37. Bandung yang berbeda.

Rindi, Rafabian, Rifki dan Anton berjongkok mengelilingi sebuah makan yang bertuliskan nama "Ratih" di permukaan nisannya. Makam itu nampak lebih bersih dibandingkan makam-makam yang ada di sekitarnya. Dengan taburan bunga serta tanahnya yang sedikit basah.

Sudah sejak 20 menit yang lalu mereka berempat berada di depan makam. Membacakan ayat suci al-qur'an lalu menaburinya bunga. Sentuhan diatas permukaan batu nisan berbahan keramik bersamaan dengan jatuhnya air mata Rindi. Perempuan itu sejenak mengingat kenangan antara dirinya dan Sang ayah beberapa tahun silam saat berkunjung ke sini. 

"Ibu... Ini anak Ibu," Rindi menghirup udara di sekitarnya untuk mengisi kekosongan ruang paru-paru karena menahan tangis, "Nama aku udah ganti, Bu. Ibu pasti suka... Apalagi nama ini nama yang sudah Ibu siapkan sebelum aku lahir." 

Rindi menatap Rafabian dengan mata yang beraca-kaca, "Ini Bian, Bu. Suami Rindi. Menantu yang kata Bapak, masuk ke dalam kriteria suami terbaik untuk anak perempuan Ibu." Rindi terkekeh geli karena ucapannya sendiri. "Ibu udah sama Bapak, kan?"

"Sampaikan salam aku sama Bian ke Bapak ya, Bu? Bilang ke Bapak kalau Rindi rindu." Sudah cukup berbohong pada diri sendiri. Rindi tidak lagi mampu menahan tangisnya. Perempuan itu terisak.

Rafabian memeluk tubuh Rindi dari samping, mencoba menguatkan perempuannya. "Ibu... Rindi minta maaf karena tempat Bapak tidak ada di samping Ibu." Rindi menunduk, "Maaf belum bisa kabulin permintaan Bapak yang terakhir, Bu. Tapi Ibu tenang aja, InsyaAllah nanti Rindi pindahin Bapak disini ya, Bu? Biar Bapak sama Ibu bisa sama-sama lagi."

Rafabian mengelus lembut bahu Rindi yang dipeluknya, "Bu, terima kasih sudah mau berjuang melahirkan Rindi," Tatapannya ia alihkan dari makam. "Terima kasih karena Ibu rela memperjuangkan nyawa Ibu untuk perempuan yang saya cintai ini."

Pemandangan suami istri itu terekam jelas di penglihatan Rifki dan Anton. Di dalam benak masing-masing sudah memberikan penilaian terhadap laki-laki yang ada dihadapan mereka.
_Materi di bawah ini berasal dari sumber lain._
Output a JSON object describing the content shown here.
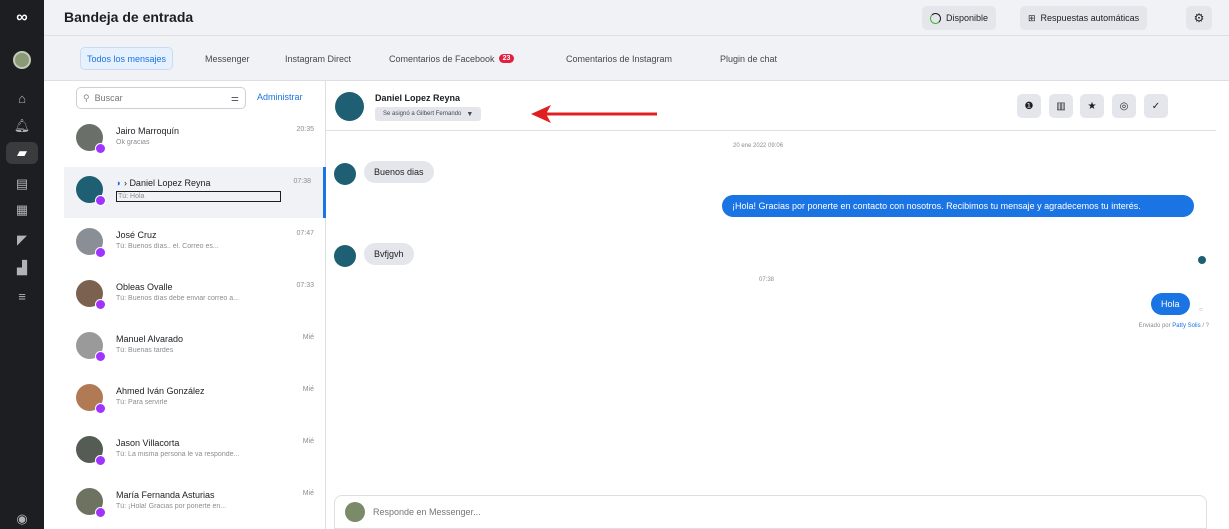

Menurut keduanya, Rafabian adalah laki-laki yang tepat untuk menjadikan sahabat mereka lebih baik. Laki-laki itu mampu menjadi cangkang ternyaman dari seorang Rindi.

"Hm... Bu. Rindi juga bawa kabar gembira untuk Ibu. Sebentar lagi, Rindi akan melahirkan anak Rindi, Bu." Pengakuan Rindi berhasil mengejutkan Anton dan Rifki. 

Kedua laki-laki itu sudah menatap Rindi dan Rafabian secara bergantian dengan tatapan mengintimidasi. Meminta penjelasan tanpa mencoba bertanya panjang lebar. 

Rafabian tersenyum kecil, "Nanti kita jelasin."

....

Didalam mobil sedan bermerk Mazda CX-5  berwarna snowflake white pearl mica. Mobil pribadi milik Anton, yang dikendarai empat orang yang tidak lain adalah Rindi, Rafabian, Anton, dan Rifki melaju membelah jalan kota Bandung sejak kepulangan mereka berempat dari makam. 

Sedari mulai menaiki mobil, hingga mobil itu melaju kurang lebih 5 menit, Anton dan Rifki tidak henti-hentinya menanyakan perihal calon keponakan yang kabarnya baru terdengar. 

Sembari fokus menyetir, Anton sesekali melirik kaca di atasnya untuk bisa melihat jelas pergerakan dibelakang sana. "Buruan lo jelasin, Din- sorry, Rindi."

"Kalian kenapa sih? Dari tadi itu mulu yang ditanyain." Kesal Rindi yang memang sedari tadi malas menjawab semua pertanyaan dua laki-laki di depannya.

"Itu tuh ponakan kita! Ya harus jelas dong, asal usulnya dari mana!" Sediki frontal, tapi itulah kenyataannya.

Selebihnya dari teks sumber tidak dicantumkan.